TUMBY BAY - The argument goes that it was Australian opposition leader and later prime minister, Gough Whitlam, who led the charge for early self-government and independence in Papua New Guinea.
This is a naïve and simplistic view cherished by many observers in both Australia and Papua New Guinea. But the real story was decidedly more complex.
In 1960 the United Nations established a committee on decolonisation.
In the United Kingdom the pragmatic prime minister, Harold Macmillan, famously talked about the ‘winds of change’ that were stirring anti-colonial sentiment in its African colonies.
In Australia prime minister Robert Menzies also acknowledged that decolonisation was an issue and in the early 1960s the territories minister, Paul Hasluck, introduced constitutional reforms aimed at beginning the process of self-government and independence for Papua New Guinea.
However, under the Liberal government, the process was slow. In contrast the opposition Labor Party began to speed up its discussions and planning.
A key figure in these discussions was the charismatic and progressive South Australian politician, Don Dunstan.
At the 1961 ALP federal conference in Canberra, Dunstan tabled a report by the party’s standing committee on foreign affairs, defence, immigration and territories that included proposals for Papua New Guinean independence.
Dunstan had grown up in Fiji and had experienced colonialism first hand. He had also visited other colonial dependencies, including Cyprus, and made several fact-finding trips to PNG.
In his opening speech at the conference, Dunstan said, “The Labor Party declares that the sole right of Australia in Papua New Guinea is to develop the territories to independence at the earliest possible time and that it must then withdraw.”
Under Dunstan’s proposal Australia was to aim for development that included all adults in PNG being on an electoral roll and a legislative council as well as local government councils with regular elections.
The proposal also stipulated that no further local land would be alienated, there would be free and compulsory education for children, child endowment would be paid to voting parents and free medical and hospital treatment would be provided for all Papua New Guineans.
It went on to say there would be freedom of speech, assembly and worship and that the native contract system would be abolished and replaced by an industrial system that included union involvement.

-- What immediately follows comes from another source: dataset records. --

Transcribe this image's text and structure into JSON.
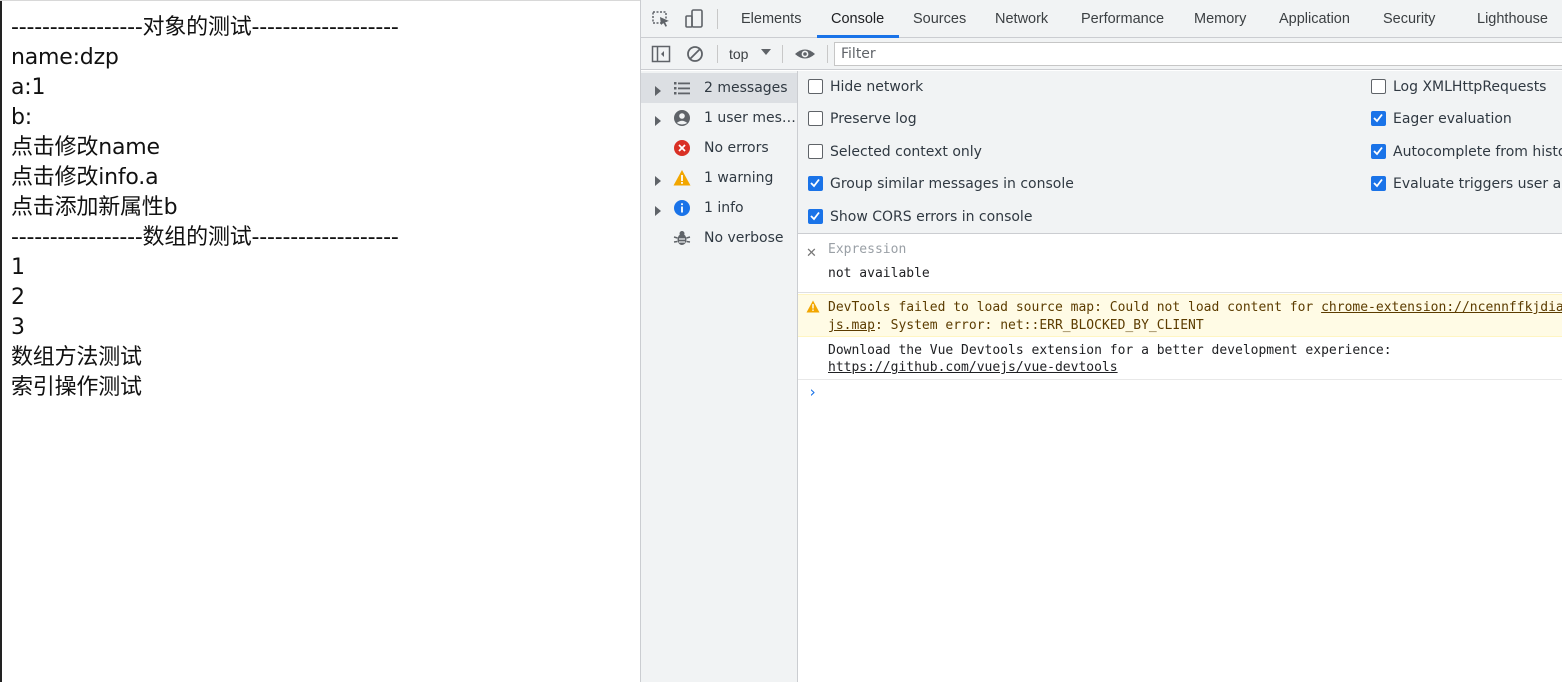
{
  "page": {
    "lines": [
      "-----------------对象的测试-------------------",
      "name:dzp",
      "a:1",
      "b:",
      "点击修改name",
      "点击修改info.a",
      "点击添加新属性b",
      "-----------------数组的测试-------------------",
      "1",
      "2",
      "3",
      "数组方法测试",
      "索引操作测试"
    ]
  },
  "devtools": {
    "tabs": [
      "Elements",
      "Console",
      "Sources",
      "Network",
      "Performance",
      "Memory",
      "Application",
      "Security",
      "Lighthouse"
    ],
    "active_tab": "Console",
    "toolbar": {
      "context": "top",
      "filter_placeholder": "Filter"
    },
    "sidebar": {
      "items": [
        {
          "label": "2 messages",
          "icon": "list-icon"
        },
        {
          "label": "1 user mess…",
          "icon": "user-icon"
        },
        {
          "label": "No errors",
          "icon": "error-icon"
        },
        {
          "label": "1 warning",
          "icon": "warning-icon"
        },
        {
          "label": "1 info",
          "icon": "info-icon"
        },
        {
          "label": "No verbose",
          "icon": "bug-icon"
        }
      ]
    },
    "settings": {
      "left": [
        {
          "label": "Hide network",
          "checked": false
        },
        {
          "label": "Preserve log",
          "checked": false
        },
        {
          "label": "Selected context only",
          "checked": false
        },
        {
          "label": "Group similar messages in console",
          "checked": true
        },
        {
          "label": "Show CORS errors in console",
          "checked": true
        }
      ],
      "right": [
        {
          "label": "Log XMLHttpRequests",
          "checked": false
        },
        {
          "label": "Eager evaluation",
          "checked": true
        },
        {
          "label": "Autocomplete from history",
          "checked": true
        },
        {
          "label": "Evaluate triggers user activation",
          "checked": true
        }
      ]
    },
    "expression": {
      "label": "Expression",
      "value": "not available"
    },
    "messages": {
      "warning": {
        "line1_text": "DevTools failed to load source map: Could not load content for ",
        "line1_link": "chrome-extension://ncennffkjdiamlpmcbajkmaiiiddgioo/js/xl-content.",
        "line2_link": "js.map",
        "line2_text": ": System error: net::ERR_BLOCKED_BY_CLIENT"
      },
      "info": {
        "line1": "Download the Vue Devtools extension for a better development experience:",
        "link": "https://github.com/vuejs/vue-devtools"
      }
    },
    "colors": {
      "accent": "#1a73e8",
      "warning_bg": "#fffbe5",
      "panel_bg": "#f1f3f4"
    }
  }
}
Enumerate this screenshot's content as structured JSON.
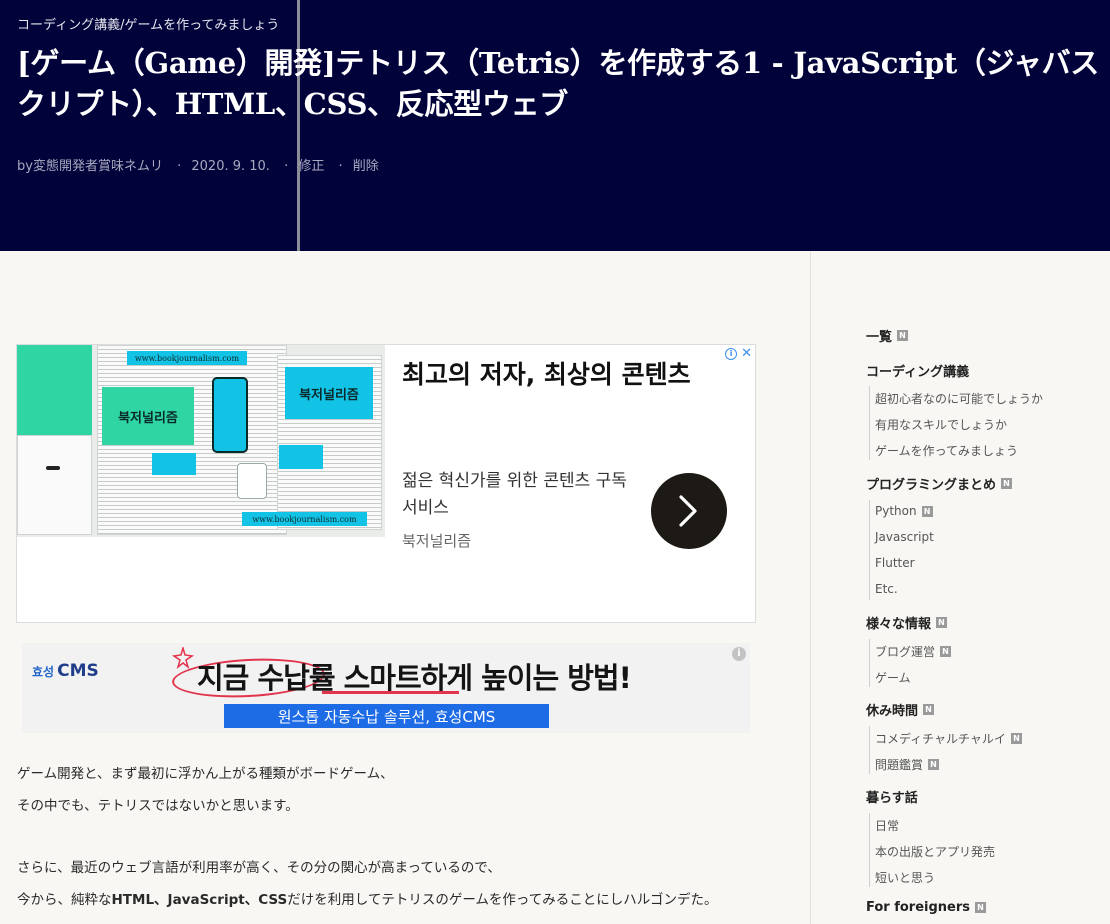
{
  "header": {
    "category": "コーディング講義/ゲームを作ってみましょう",
    "title": "[ゲーム（Game）開発]テトリス（Tetris）を作成する1 - JavaScript（ジャバスクリプト）、HTML、CSS、反応型ウェブ",
    "author": "by変態開発者賞味ネムリ",
    "date": "2020. 9. 10.",
    "edit_label": "修正",
    "delete_label": "削除"
  },
  "ad1": {
    "headline": "최고의 저자, 최상의 콘텐츠",
    "description": "젊은 혁신가를 위한 콘텐츠 구독 서비스",
    "brand": "북저널리즘",
    "image_label": "북저널리즘",
    "image_url": "www.bookjournalism.com"
  },
  "ad2": {
    "logo_prefix": "효성",
    "logo_name": "CMS",
    "headline": "지금 수납률 스마트하게 높이는 방법!",
    "bar_text": "원스톱 자동수납 솔루션, 효성CMS",
    "info_glyph": "i"
  },
  "body": {
    "lines": [
      "ゲーム開発と、まず最初に浮かん上がる種類がボードゲーム、",
      "その中でも、テトリスではないかと思います。",
      "さらに、最近のウェブ言語が利用率が高く、その分の関心が高まっているので、"
    ],
    "line4_prefix": "今から、純粋な",
    "line4_bold": "HTML、JavaScript、CSS",
    "line4_suffix": "だけを利用してテトリスのゲームを作ってみることにしハルゴンデた。"
  },
  "sidebar": {
    "badge": "N",
    "all_label": "一覧",
    "groups": [
      {
        "title": "コーディング講義",
        "items": [
          "超初心者なのに可能でしょうか",
          "有用なスキルでしょうか",
          "ゲームを作ってみましょう"
        ]
      },
      {
        "title": "プログラミングまとめ",
        "items": [
          "Python",
          "Javascript",
          "Flutter",
          "Etc."
        ]
      },
      {
        "title": "様々な情報",
        "items": [
          "ブログ運営",
          "ゲーム"
        ]
      },
      {
        "title": "休み時間",
        "items": [
          "コメディチャルチャルイ",
          "問題鑑賞"
        ]
      },
      {
        "title": "暮らす話",
        "items": [
          "日常",
          "本の出版とアプリ発売",
          "短いと思う"
        ]
      },
      {
        "title": "For foreigners",
        "items": []
      }
    ]
  },
  "colors": {
    "header_bg": "#02023a",
    "ad_accent_green": "#2fd6a4",
    "ad_accent_blue": "#12c3e6",
    "ad2_bar": "#1d6ce6",
    "ad2_highlight": "#e2344c"
  }
}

The proposal was then duly ratified as official ALP policy and then re-ratified with a few amendments in 1963. Dunstan formally drafted the final official policy.
It was this policy, devised and drafted by Dunstan, that Gough Whitlam used while pursuing independence for PNG.
In a 1970 radio program, after Whitlam had visited PNG as opposition leader, Dunstan said that Australia had taken money out of PNG and had done a poor job in developing the country.
He added that it would be disastrous for Australia to be seen before “the bar of world opinion as the last remaining power prepared to exploit indigenous people for our own wealth and to refuse them an adequate say in their own future development”.
Dunstan became the premier of South Australia in 1967 and proceeded to drag a state “shrouded in Calvinistic gloom” into the sunlight.
His progressive reforms became shining lights that were emulated Australia-wide and even internationally.
Although Gough Whitlam proudly talked about being the prime minister that saw PNG become independent in 1975 he was singing from a song sheet devised by a South Australian.